How – Learning through AI
AI systems and agents will offer new opportunities and challenges for the way teaching and learning occurs.

These ideas explore how AI might influence the way teaching and learning occurs. I imagined a cognitive scaffold being implemented in a future classroom supported by AI agents and systems, and wondering what would change in a teacher’s role in a learning environment .

What – Learning about AI
That students will need skills and knowledge to allow them to deal with AI in their future lives.

This column contains examples of learning goals that could be important in preparing students for an AI rich world and how they might be situated at different levels of cognitive activity.
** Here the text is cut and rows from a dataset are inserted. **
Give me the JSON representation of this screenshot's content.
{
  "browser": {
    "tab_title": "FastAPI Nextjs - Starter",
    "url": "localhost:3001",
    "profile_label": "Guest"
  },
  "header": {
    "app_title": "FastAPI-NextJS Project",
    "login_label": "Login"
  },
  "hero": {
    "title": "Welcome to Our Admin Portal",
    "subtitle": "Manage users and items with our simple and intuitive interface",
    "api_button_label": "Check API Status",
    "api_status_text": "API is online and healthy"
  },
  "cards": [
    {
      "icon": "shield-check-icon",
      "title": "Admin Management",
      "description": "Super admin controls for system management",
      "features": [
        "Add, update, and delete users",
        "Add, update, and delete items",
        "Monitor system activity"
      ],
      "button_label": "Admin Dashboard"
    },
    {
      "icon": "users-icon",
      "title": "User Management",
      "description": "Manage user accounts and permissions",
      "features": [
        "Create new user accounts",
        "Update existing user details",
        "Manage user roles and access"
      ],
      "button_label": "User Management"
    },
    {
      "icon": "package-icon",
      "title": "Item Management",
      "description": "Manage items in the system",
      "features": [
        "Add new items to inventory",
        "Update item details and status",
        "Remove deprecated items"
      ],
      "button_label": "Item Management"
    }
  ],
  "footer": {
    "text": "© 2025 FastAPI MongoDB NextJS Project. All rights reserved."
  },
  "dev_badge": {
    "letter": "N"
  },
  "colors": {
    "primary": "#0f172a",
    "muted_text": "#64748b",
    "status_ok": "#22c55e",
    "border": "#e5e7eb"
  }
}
Categories of AI-in-education arguments Vs Bloom’s Taxonomy
  Why How What
Learning because of AI Learning through AI Learning about AI
Remember
Recall facts and basic concepts
AI systems such as personal assistants give us rapid access to access facts and concepts when needed particularly those that are specialised, detailed and domain-specific. There will still be core facts/concepts required to support higher order thinking more generally (e.g. literacy, numeracy, information literacy) AI systems provide students with personalised instruction in factual information at the time and pace they need. Teachers and curriculum designers determine the essential information students need to learn. Students learn basic concepts that feature in the world of AI (e.g. algorithms) and can define them.
Understand
Explain ideas or concepts
AI systems can develop and reuse understanding of concepts through processes such as machine learning. The role of humans may evolve to assisting AI to refine understanding within a real world and human context (e.g. policy, culture, philosophy). AI tutors provide students with customised learning pathways based on demonstrated prior understanding, interest and need. Teachers configure and/or monitor the performance of both students and AI tutors. Students develop a basic personal understanding of AI or particular AI forms/concepts (e.g. machine learning).
Apply
Use information in new situations
AI systems can apply information to new situations through their ability to learn from experience, especially in well-defined existing activities. Human application of knowledge may still be needed for complex and new situations. Teachers design learning experiences that require students to apply their knowledge to new situations and provide access to AI to support students through timely feedback and instructional support. Students explore an everyday problem/activity and identify what aspects could be solved through AI.
Analyse
Draw connections among ideas
AI can perform a range of analytic tasks and leverage experience to refine these for different contexts. Human-AI partnerships would allow these to be priotised and preferenced for human needs. Teachers design learning experiences that require students to analyse information and provide access to AI to support students by scaffolding complexity, generating scenarios and provding feedback. Students create a concept map to sort a number of everyday problems/activities into groups according to their suitability for different AI applications
Evaluate
Justify a stand or decision
Judgement may remain a significant value that humans can perform better than AI, particularly in the context of policy, philosophy, values and culture. Teachers and students design learning experiences and missions that require evaluation of ideas and solutions. AI supports student learning at lower levels of the cognitive scaffold. Students develop arguments about the role and impact of AI in their future.
Create
Produce new or original work
The design and construction aspects of creating may be/become well supported by AI but innovation and creativity should remain a competitive advantage for humans. Teachers and students design learning experiences and missions that require design and creation of innovative solutions. AI supports student learning at lower levels of the cognitive scaffold. Students create artefacts to imagine their future in an AI world (e.g. personal timeline, infographic, animated short film).